In European tradition, knives are beveled on both sides of the blade; coming to a point in the middle. In Japanese tradition, however, the bevel is only formed on one side (usually the right-hand side). What is the purpose and/or advantage of this?
First, let’s explain what is meant when talking about knives, single/double sided blades and their cutting edge. The angle of the knife is also referred to as the “bevel.” Most knives have a bevel on both sides, but some traditional Japanese knives have a single bevel, or even differing bevel sizes. Typically, however, when talking about knives that have a traditional bevel and a 10 degree angle, it means on both sides, making the total angle 20 degrees.
Single blade of typical Japanese style knife looks like this:
C and D blade shapes are respectively for the right and left hand chef’s, while blade shape B is a double hollow.
For vegetable knives, the main advantage of the front-side single bevel is that it’s easier to make super-thin cuts. For example, a test of knife skill involves paring daikon radish to remove the peel, then continuing to cut to make a long continuous paper-thin strip, longer than you would be able to make if you just sliced it. See, for example:
People who have mastered this skill can also make remarkably fast matchstick cuts after making the long piece, and the lack of back bevel may reduce the amount of food that sticks to the knife. Some of these single-bevel knives that features a slightly concave backside (urasuki), which may also reduce the amount of adherence of food to the knife.
For crab knives, the honing is on the opposite side to the hand (the back of the knife), which may reduce the amount of shell fragments that could embed themselves into the meat, and probably allows the meat to cut more cleanly.
In practice, though, most Japanese households use dual-beveled knives. Single-bevel is more common in professional kitchens, especially in the Kansai area where fancy cutting techniques are used in presentation to a greater extent than in Tokyo or north Japan.
Knives meant for cutting regular fish or meat are usually, but not always, dual-beveled, the exception again mostly being for professionals. (Usually Yanagiba and Sashimi knives are single-bevel, but only those used in professional kitchens and almost never at home).
Some sources claim that single-bevel edge is more durable, however the opinions are polarised, otherwise that would be an advantage in high volume restaurant use.

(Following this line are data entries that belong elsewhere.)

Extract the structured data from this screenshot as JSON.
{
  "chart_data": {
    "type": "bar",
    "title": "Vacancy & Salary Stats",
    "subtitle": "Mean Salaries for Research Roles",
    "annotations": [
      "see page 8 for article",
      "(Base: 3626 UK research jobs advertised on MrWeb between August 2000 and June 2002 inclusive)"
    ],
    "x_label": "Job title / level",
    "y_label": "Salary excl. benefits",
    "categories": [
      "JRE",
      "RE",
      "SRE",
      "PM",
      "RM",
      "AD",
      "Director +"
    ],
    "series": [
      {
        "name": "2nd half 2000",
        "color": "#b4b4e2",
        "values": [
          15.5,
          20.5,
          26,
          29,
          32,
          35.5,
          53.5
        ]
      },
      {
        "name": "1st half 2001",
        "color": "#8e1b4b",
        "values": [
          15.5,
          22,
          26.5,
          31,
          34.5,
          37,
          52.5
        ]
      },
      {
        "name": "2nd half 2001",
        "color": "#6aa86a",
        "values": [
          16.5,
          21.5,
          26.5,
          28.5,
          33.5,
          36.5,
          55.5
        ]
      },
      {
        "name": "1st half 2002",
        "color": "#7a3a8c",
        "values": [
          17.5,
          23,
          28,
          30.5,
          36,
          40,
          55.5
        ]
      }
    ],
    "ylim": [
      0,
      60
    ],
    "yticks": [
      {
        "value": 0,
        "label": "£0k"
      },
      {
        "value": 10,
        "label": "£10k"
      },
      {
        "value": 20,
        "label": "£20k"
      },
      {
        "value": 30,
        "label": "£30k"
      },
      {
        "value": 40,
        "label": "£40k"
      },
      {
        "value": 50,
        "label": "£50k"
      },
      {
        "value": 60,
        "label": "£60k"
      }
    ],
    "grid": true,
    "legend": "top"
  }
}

A thin, well sharpened Japanese blade may chip more easily than a thicker blade.
With practice you can get slightly more precision cuts with a single bevel than with dual-bevel knives, however, they are as easy to use for cooks with average knife skills.
Sharpening techniques for single vs. double edged blades
If you consider a western-style symmetrically sharpened knife, each side of the knife has a certain angle. For example, a typical mid-high end knife (i.e. globals) can be sharpened to 30 degrees inclusive, meaning each side has a 15 degree angle from the knife centre. A smaller angle means a sharper blade and thus better at cutting.
When it is sharpened on the right side, while holding the knife and viewing down on the back of the blade, the left side of the blade will track vertical through bread, cheese, etc. with the portion that has been trimmed off falling to the right – it tracks poorly if used by a left handed person. It takes a lot of honing to change from centre/right/left styles.
If you took the same knife and sharpened it only on one side, one side would be flat (0 degrees) while the other would have a normal 15 degree angle. As a result the knife blade would have a 15 degree inclusive angle instead of 30 degrees for the same base steel, or in other words it’s twice as sharp for the same price. Single-beveled knives also take less time to sharpen since the flat side only requires a small amount of work compared to a regular bevel. The disadvantages are that it takes practice to learn to cut straight with a single-bevel knife, and the knives are specifically left or right handed.
Historically this was probably a means of making the most of the poor quality steels that were all the Japanese could manage with their local resources. They knew that the quality of their steels was bad, which was also the origin of the peculiar folding and jacketing process used to produce katanas. Note that many modern Japanese knives are double beveled and asymmetric, which is more complicated to sharpen but may improve blade durability somewhat compared to a pure single-bevel.